8. Lamborghini Terzo Millenio

The Massachusetts Institute of Technology and Lamborghini worked together to create the Terzo Millenio concept, which translates to "third millennium" in Italian (MIT). It featured cutting-edge concepts such as using supercapacitors instead of batteries to power the four electric motors and nanomaterial technologies that could use the vehicle's body panels as electrical storage devices. This is currently more of a pure futuristic concept than a functioning automobile, but some of these concepts are being worked on. The extremely rare Lamborghini Sian truly used supercapacitor technology, and future Lamborghinis will undoubtedly benefit from Terzo Millenio's aerodynamics and electric architecture.

9. Mercedes Vision CLS

The Mercedes Vision CLS concept car was more of a statement of intent than a fanciful glimpse into the distant future. The Vision CLS featured the brand's current automatic transmission and diesel engine, as well as a sloping rear roofline that gave it a coupe-like appearance.
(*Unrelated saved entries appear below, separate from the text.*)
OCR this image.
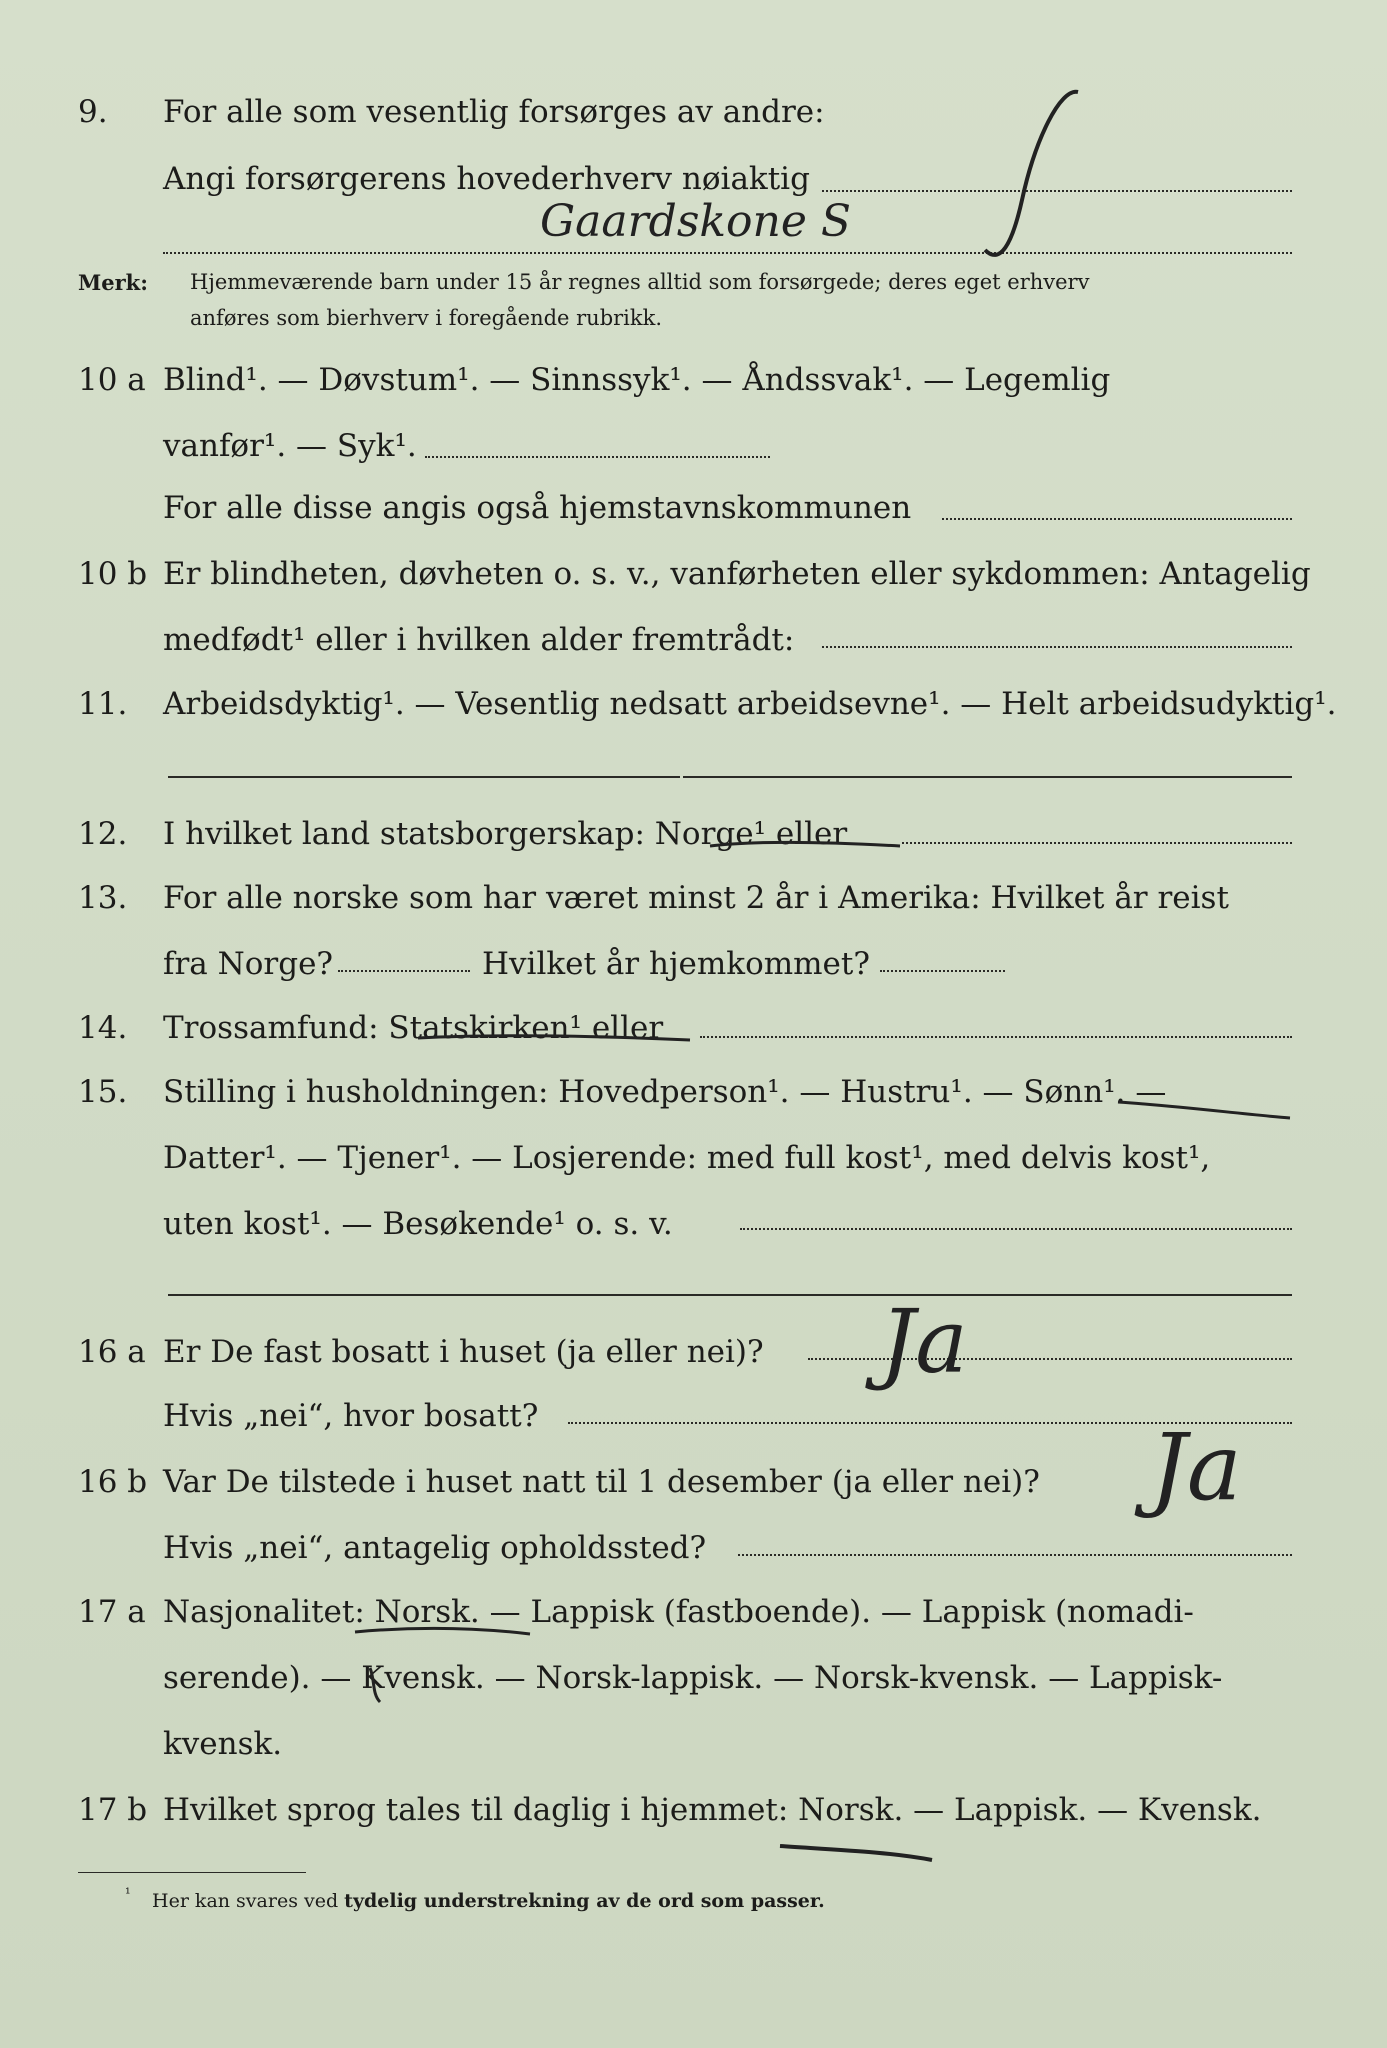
9. For alle som vesentlig forsørges av andre:
Angi forsørgerens hovederhverv nøiaktig
Gaardskone S
Merk: Hjemmeværende barn under 15 år regnes alltid som forsørgede; deres eget erhverv
anføres som bierhverv i foregående rubrikk.
10 a Blind¹. — Døvstum¹. — Sinnssyk¹. — Åndssvak¹. — Legemlig
vanfør¹. — Syk¹.
For alle disse angis også hjemstavnskommunen
10 b Er blindheten, døvheten o. s. v., vanførheten eller sykdommen: Antagelig
medfødt¹ eller i hvilken alder fremtrådt:
11. Arbeidsdyktig¹. — Vesentlig nedsatt arbeidsevne¹. — Helt arbeidsudyktig¹.
12. I hvilket land statsborgerskap: Norge¹ eller
13. For alle norske som har været minst 2 år i Amerika: Hvilket år reist
fra Norge?	Hvilket år hjemkommet?
14. Trossamfund: Statskirken¹ eller
15. Stilling i husholdningen: Hovedperson¹. — Hustru¹. — Sønn¹. —
Datter¹. — Tjener¹. — Losjerende: med full kost¹, med delvis kost¹,
uten kost¹. — Besøkende¹ o. s. v.
16 a Er De fast bosatt i huset (ja eller nei)?
Hvis „nei“, hvor bosatt?
Ja
16 b Var De tilstede i huset natt til 1 desember (ja eller nei)?
Hvis „nei“, antagelig opholdssted?
Ja
17 a Nasjonalitet: Norsk. — Lappisk (fastboende). — Lappisk (nomadi-
serende). — Kvensk. — Norsk-lappisk. — Norsk-kvensk. — Lappisk-
kvensk.
17 b Hvilket sprog tales til daglig i hjemmet: Norsk. — Lappisk. — Kvensk.
¹ Her kan svares ved tydelig understrekning av de ord som passer.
The CLS was born when the E-Class saloon was given a swoopy design that transformed it from a conventionally looking car into a much sportier one. The BMW 8 Series Gran Coupe and the Audi A7 are just two examples of coupe-profiled premium fastback saloons pioneered by the CLS.

10. Renault Espace F1

A concept car is sometimes just a ridiculous marketing gimmick. The Renault Espace F1 is an example. In 1994, Renault decided to commemorate the tenth anniversary of the family-friendly Espace MPV by installing a 1993 3.5-litre V10 Formula 1 engine in one. The top speed was increased from around 100 mph to a slightly faster 193 mph. Because the engine was now located where the children's seats were previously located, the Espace received a brand new carbon fibre body shell and a completely redesigned interior. Minor adjustments were required. Due to the car's approximately 800 horsepower, school runs necessitated the use of racing seats with six-point harnesses and helmets. Renault never produced a road-legal version.